するりと衣擦れの音がすると、熱く昂ったものが蕾に宛がわれた。
「ぅ・・・あっ」
焦がれた熱がやっと与えられて、びくびくと身体が震える。
散々弄ばれた入口は解れていて、小十郎自身を飲みこむように咥えこんだ。
「まさ、むね様・・・!」
「あ、あぁ・・・っ」
全て収めたところで動きを止め、息の荒い政宗をなだめるように髪を梳いてくる。
そしてどちらからともなく視線を絡めて、背中越しの口付けを交わした。
ずっと我慢していた唇の触れ合いに、互いの熱がずくりと膨れ上がるのを感じる。
同時に小十郎が突き上げてきて、溢れてくる声を我慢できなくなった。
「や、はあ、・・・んっ、あ、こ、じゅ・・・っ」
「政宗様・・・っ」
びくり、と身体を強張らせたのは小十郎の方だった。
「う・・・」
身体を繋げた事で病が伝染ったのであろう、途端に動きを鈍らせる。
「小十郎。大丈夫か?」
ずるり、と深く突き刺さっていた小十郎自身を引き抜き、身を捩って向かい合わせで顔を覗きこんだ。
「は、い」
頭を押さえるようにして、耳の出てくる鈍痛に耐えている。
不謹慎ながらも、政宗はそこから耳がでてくる瞬間を見逃さぬようにと凝視していた。
「・・・っ」
声にならない叫びとともに、大きな翼のような白い物が現れる。
「・・・翼?」
「え?」
瞬きをして政宗は、その物体を確かめるべく顔を近づける。
小十郎は自分の姿をみる事ができず、政宗の反応を待つばかりだ。
「・・・く、は、はは!」
「?!」
突然笑い出した政宗に、状況がわからない小十郎は羞恥に眉が顰められる。
「こりゃあいい!似合ってるぜ、小十郎!」
今まで散々甘い交わりをしていたというのに、その雰囲気はどこへやら、とうとう腹を抱えた黒猫は裸のまま寝具の上で転がり出した。
「政宗様・・・俺の耳はどうなってるんですか」
最初は興味がなさそうだった小十郎も、これだけ笑われればさすがに気になるだろう。
「色は白。柔らかいし、極上の触り心地だぜ?」
にやにやしながら頬に口付けた。
「Hey、小十郎、続き」
一通り笑い終えた政宗は、両手を広げて正面からこい、というよう訴える。
「・・・・・・」
「Ah?お前、何萎えさせてんだよ!」
見れば、小十郎の股間は先程までの怒張は見られず、半勃ちくらいに収まっていた。
「雰囲気を壊しておいて無茶言わないでいただきたい・・・」
呆れた顔の小十郎の首筋に無理矢理手を回して、顔の至る所ににたくさんの口付けをあびせる。
「So cuteだぜ、小十郎」
「・・・しばし宜しいですか」
うっとりした声で囁くと、小十郎は己の姿が見えぬ事に耐え切れなくなったようで、部屋の中にある姿見へ向かって立ち上がった。

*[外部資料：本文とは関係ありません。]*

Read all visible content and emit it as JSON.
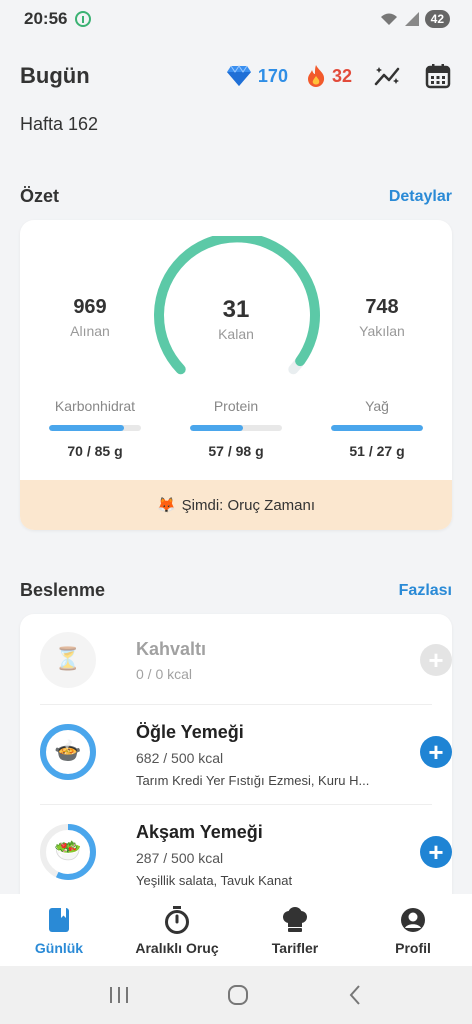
{
  "status": {
    "time": "20:56",
    "battery": "42"
  },
  "header": {
    "title": "Bugün",
    "gems": "170",
    "streak": "32"
  },
  "week": "Hafta 162",
  "summary": {
    "title": "Özet",
    "link": "Detaylar",
    "eaten": {
      "value": "969",
      "label": "Alınan"
    },
    "remaining": {
      "value": "31",
      "label": "Kalan"
    },
    "burned": {
      "value": "748",
      "label": "Yakılan"
    },
    "ring_progress": 0.97,
    "macros": [
      {
        "label": "Karbonhidrat",
        "value": "70 / 85 g",
        "progress": 0.82
      },
      {
        "label": "Protein",
        "value": "57 / 98 g",
        "progress": 0.58
      },
      {
        "label": "Yağ",
        "value": "51 / 27 g",
        "progress": 1.0
      }
    ],
    "fasting": {
      "emoji": "🦊",
      "text": "Şimdi: Oruç Zamanı"
    }
  },
  "nutrition": {
    "title": "Beslenme",
    "link": "Fazlası",
    "meals": [
      {
        "name": "Kahvaltı",
        "kcal": "0 / 0 kcal",
        "foods": "",
        "emoji": "⏳",
        "progress": 0,
        "active": false
      },
      {
        "name": "Öğle Yemeği",
        "kcal": "682 / 500 kcal",
        "foods": "Tarım Kredi Yer Fıstığı Ezmesi, Kuru H...",
        "emoji": "🍲",
        "progress": 1.0,
        "active": true
      },
      {
        "name": "Akşam Yemeği",
        "kcal": "287 / 500 kcal",
        "foods": "Yeşillik salata, Tavuk Kanat",
        "emoji": "🥗",
        "progress": 0.57,
        "active": true
      }
    ]
  },
  "nav": [
    {
      "label": "Günlük",
      "icon": "diary-icon",
      "active": true
    },
    {
      "label": "Aralıklı Oruç",
      "icon": "stopwatch-icon",
      "active": false
    },
    {
      "label": "Tarifler",
      "icon": "chef-hat-icon",
      "active": false
    },
    {
      "label": "Profil",
      "icon": "profile-icon",
      "active": false
    }
  ],
  "colors": {
    "accent": "#2a8ad6",
    "ring": "#5cc9a7",
    "bar": "#4aa6ec",
    "banner": "#fbe7cf",
    "fab": "#1f84d4"
  }
}
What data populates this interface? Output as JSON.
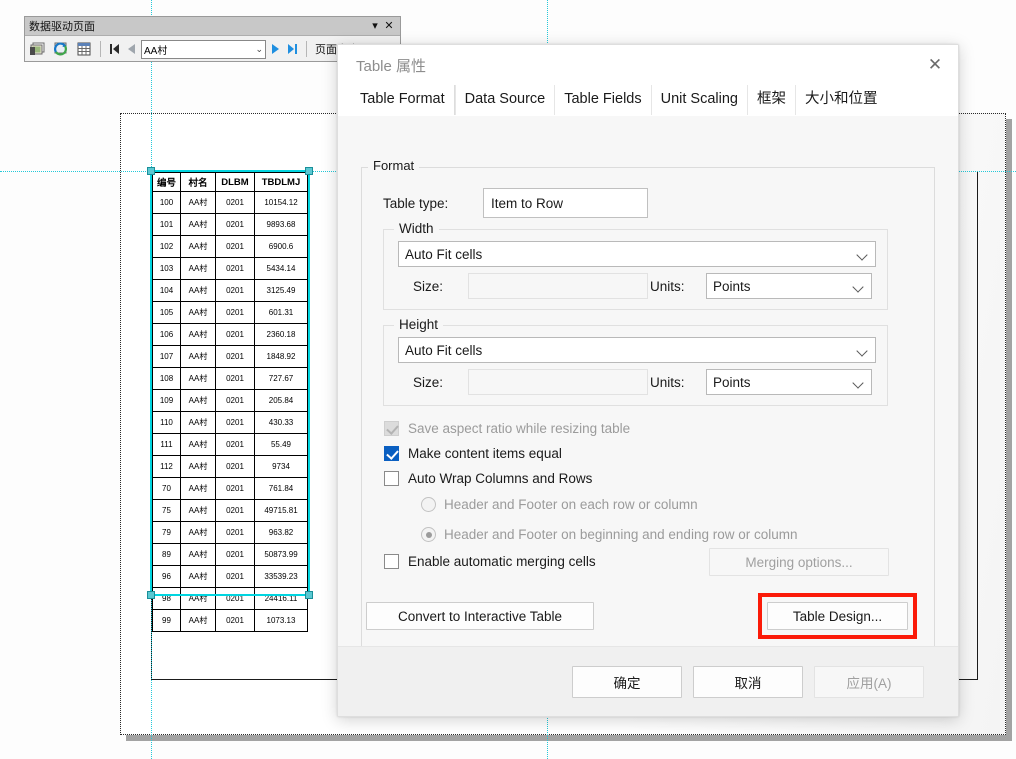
{
  "toolbar": {
    "title": "数据驱动页面",
    "caret_icon": "chevron-down-icon",
    "close_icon": "close-icon",
    "icons": [
      "page-layers-icon",
      "refresh-pages-icon",
      "page-table-icon"
    ],
    "nav_first_label": "|◀",
    "nav_prev_label": "◀",
    "nav_next_label": "▶",
    "nav_last_label": "▶|",
    "combo_value": "AA村",
    "page_text_label": "页面文本(P) ▾"
  },
  "dialog": {
    "title": "Table 属性",
    "close_icon": "close-icon",
    "tabs": [
      {
        "label": "Table Format",
        "active": true
      },
      {
        "label": "Data Source",
        "active": false
      },
      {
        "label": "Table Fields",
        "active": false
      },
      {
        "label": "Unit Scaling",
        "active": false
      },
      {
        "label": "框架",
        "active": false
      },
      {
        "label": "大小和位置",
        "active": false
      }
    ],
    "format": {
      "legend": "Format",
      "table_type_label": "Table type:",
      "table_type_value": "Item to Row",
      "width": {
        "legend": "Width",
        "mode_value": "Auto Fit cells",
        "size_label": "Size:",
        "size_value": "",
        "units_label": "Units:",
        "units_value": "Points"
      },
      "height": {
        "legend": "Height",
        "mode_value": "Auto Fit cells",
        "size_label": "Size:",
        "size_value": "",
        "units_label": "Units:",
        "units_value": "Points"
      },
      "checkboxes": [
        {
          "label": "Save aspect ratio while resizing table",
          "checked": true,
          "disabled": true
        },
        {
          "label": "Make content items equal",
          "checked": true,
          "disabled": false
        },
        {
          "label": "Auto Wrap Columns and Rows",
          "checked": false,
          "disabled": false
        }
      ],
      "radios": [
        {
          "label": "Header and Footer on each row or column",
          "selected": false
        },
        {
          "label": "Header and Footer on beginning and ending row or column",
          "selected": true
        }
      ],
      "merging_checkbox": {
        "label": "Enable automatic merging cells",
        "checked": false
      },
      "merging_button": "Merging options...",
      "convert_button": "Convert to Interactive Table",
      "design_button": "Table Design..."
    },
    "footer": {
      "ok": "确定",
      "cancel": "取消",
      "apply": "应用(A)"
    }
  },
  "highlight_color": "#fb1a08",
  "selection_color": "#00d5e0",
  "attribute_table": {
    "columns": [
      "编号",
      "村名",
      "DLBM",
      "TBDLMJ"
    ],
    "rows": [
      [
        "100",
        "AA村",
        "0201",
        "10154.12"
      ],
      [
        "101",
        "AA村",
        "0201",
        "9893.68"
      ],
      [
        "102",
        "AA村",
        "0201",
        "6900.6"
      ],
      [
        "103",
        "AA村",
        "0201",
        "5434.14"
      ],
      [
        "104",
        "AA村",
        "0201",
        "3125.49"
      ],
      [
        "105",
        "AA村",
        "0201",
        "601.31"
      ],
      [
        "106",
        "AA村",
        "0201",
        "2360.18"
      ],
      [
        "107",
        "AA村",
        "0201",
        "1848.92"
      ],
      [
        "108",
        "AA村",
        "0201",
        "727.67"
      ],
      [
        "109",
        "AA村",
        "0201",
        "205.84"
      ],
      [
        "110",
        "AA村",
        "0201",
        "430.33"
      ],
      [
        "111",
        "AA村",
        "0201",
        "55.49"
      ],
      [
        "112",
        "AA村",
        "0201",
        "9734"
      ],
      [
        "70",
        "AA村",
        "0201",
        "761.84"
      ],
      [
        "75",
        "AA村",
        "0201",
        "49715.81"
      ],
      [
        "79",
        "AA村",
        "0201",
        "963.82"
      ],
      [
        "89",
        "AA村",
        "0201",
        "50873.99"
      ],
      [
        "96",
        "AA村",
        "0201",
        "33539.23"
      ],
      [
        "98",
        "AA村",
        "0201",
        "24416.11"
      ],
      [
        "99",
        "AA村",
        "0201",
        "1073.13"
      ]
    ]
  }
}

そして鏡にうつった自分の頭から生える、白く長い耳を目の当たりにする。
「な・・・っこいつは・・・」
「Rabbitだな」
後をついていった政宗は、背後から肩に覆いかぶさった。
耳の毛は細く柔らかく内側はうっすらと桃色で、まさに白兎の耳。
小十郎は衝撃を受けて固まっていた。
その様子がまた可笑しくなって、くすくす笑いながら眦やら頬やらに口付ける。
「小十郎からこんなに愛らしい耳が生えるとはな!実は心のうちにはCuteな小十郎も居やがるのか?」
楽しくて仕方ないという政宗の態度。
自分の愛らしい姿はすっかり棚にあげている。
先程挿し入れた尾もそのままなので、本当に悪戯な黒猫になったかのようだった。
だが小十郎はもう一度鏡を見やると、くっ、と手で目を覆う。
「政宗様。願掛けも滞りなく終わりましたね」
「An?」
くるりと振り向いた小十郎はにこりと笑んで、自らの着崩れを素早く正した。
「では、もう夜も更けてまいりましたゆえ、小十郎はこれにて」
「Ha????」
寝具に散らかった羽織を頭に被せて、まさに脱兎の如く逃げた。
「ちょ、待ちやがれ小十郎!!!」
あとには、中途半端に身体が色づいてしまった裸の黒猫が、ぽつんと取り残されたのだった。